O presidente docomité norueguês, Berit Reiss-Andersen, também destacou o papel do presidente da Eritreia Isaias Afwerki.

 "A paz não vem das acções de um único actor. Quando o primeiro-ministro Abiy estendeu a mão, o presidente Afwerki a agarrou e ajudou a formalizar o processo de paz entre os dois países ", afirmou.

Desde que assumiu o cargo em Abril de 2018, Abiy Ahmed se aproximou da Eritreia, uma antiga província da Etiópia com o objectivo de encerrar uma guerra que durou 20 anos.

Decidido à porta fechada por um comité de cinco pessoas nomeadas pelo Parlamento norueguês, este era um dos prémios aguardados com maior expectativa desta temporada Nobel, face às especulações sobre o eventual vencedor.

Concorreram pelo Nobel da Paz deste ano nomes tão díspares como o da jovem activista de 16 anos Greta Thunberg, o primeiro-ministro etíope Abiy Ahmed, pela democratização que está a fazer no seu país, a chefe do governo neo-zelandês, Jacinda Ardern, pela sua resposta ao atentado terrorista contra as mesquitas de Christchurch.

A activista do ambiente era apontada como a grande favorita.
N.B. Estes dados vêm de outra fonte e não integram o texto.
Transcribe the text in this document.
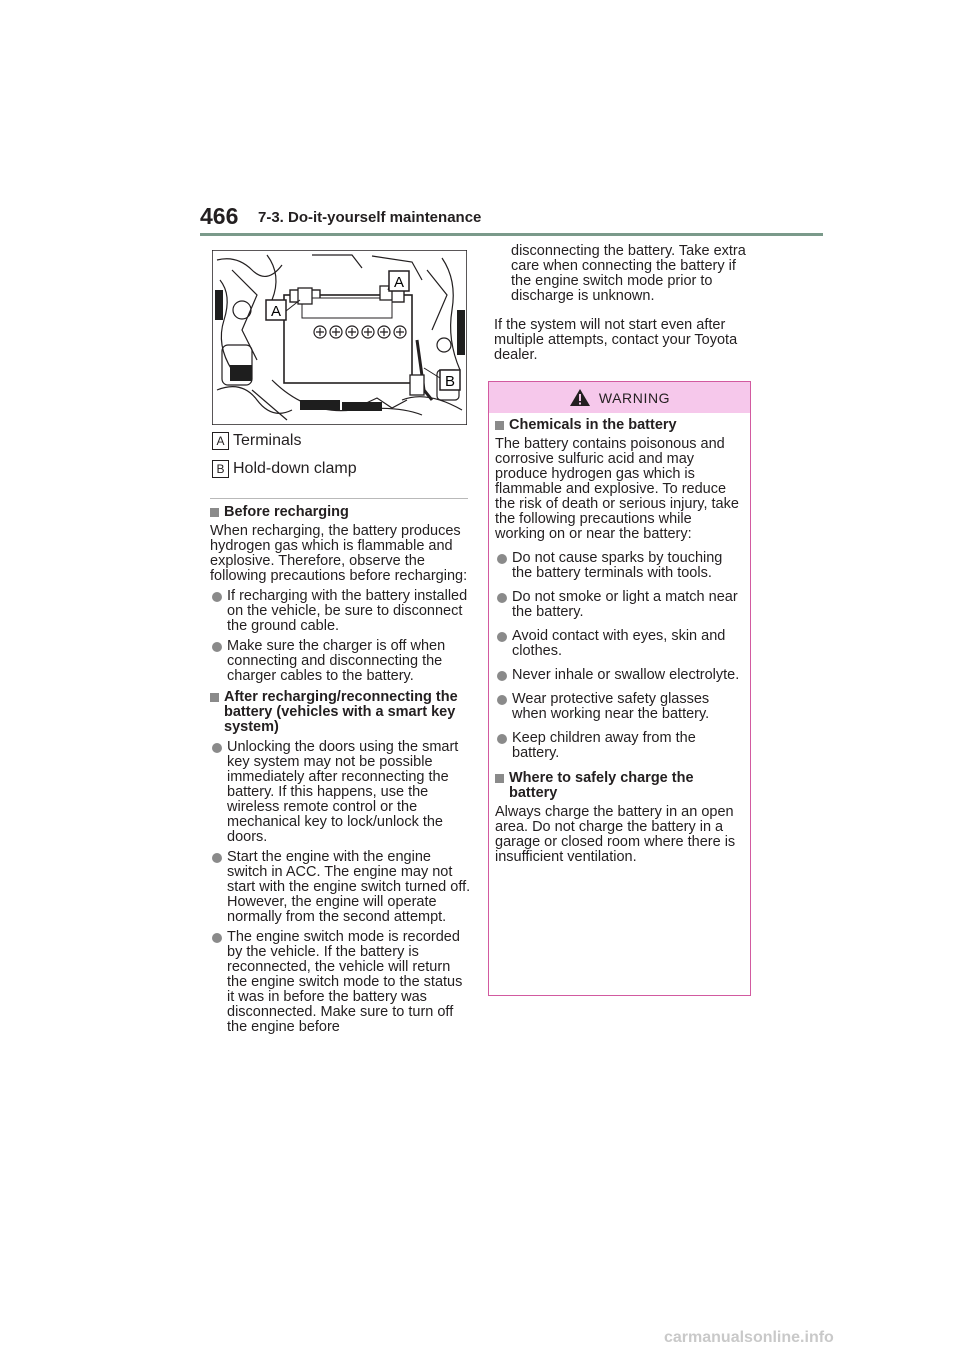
466 7-3. Do-it-yourself maintenance
A
A
B
A Terminals
B Hold-down clamp
Before recharging
When recharging, the battery produces hydrogen gas which is flammable and explosive. Therefore, observe the following precautions before recharging:
If recharging with the battery installed on the vehicle, be sure to disconnect the ground cable.
Make sure the charger is off when connecting and disconnecting the charger cables to the battery.
After recharging/reconnecting the battery (vehicles with a smart key system)
Unlocking the doors using the smart key system may not be possible immediately after reconnecting the battery. If this happens, use the wireless remote control or the mechanical key to lock/unlock the doors.
Start the engine with the engine switch in ACC. The engine may not start with the engine switch turned off. However, the engine will operate normally from the second attempt.
The engine switch mode is recorded by the vehicle. If the battery is reconnected, the vehicle will return the engine switch mode to the status it was in before the battery was disconnected. Make sure to turn off the engine before
If the system will not start even after multiple attempts, contact your Toyota dealer.
WARNING
Chemicals in the battery
The battery contains poisonous and corrosive sulfuric acid and may produce hydrogen gas which is flammable and explosive. To reduce the risk of death or serious injury, take the following precautions while working on or near the battery:
Do not cause sparks by touching the battery terminals with tools.
Do not smoke or light a match near the battery.
Avoid contact with eyes, skin and clothes.
Never inhale or swallow electrolyte.
Wear protective safety glasses when working near the battery.
Keep children away from the battery.
Where to safely charge the battery
Always charge the battery in an open area. Do not charge the battery in a garage or closed room where there is insufficient ventilation.
carmanualsonline.info
disconnecting the battery. Take extra care when connecting the battery if the engine switch mode prior to discharge is unknown.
Greta Thunberg tornou-se a líder de um informal movimento juvenil internacional que exige dos políticos mundiais um combate sério e eficaz contra as alterações climáticas.

A sua idade, 16 anos, era vista como um obstáculo à atribuição do prémio pelo comité norueguês do Nobel da Paz.

Entre os favoritos figuravam também organizações como a Repórteres Sem Fronteiras, ou o Comité para a Protecção dos Jornalistas.

Além do reconhecimento internacional e da medalha, o comité do Nobel atribui 9 milhões de coroas suecas ( 830.000 euros) ao vencedor.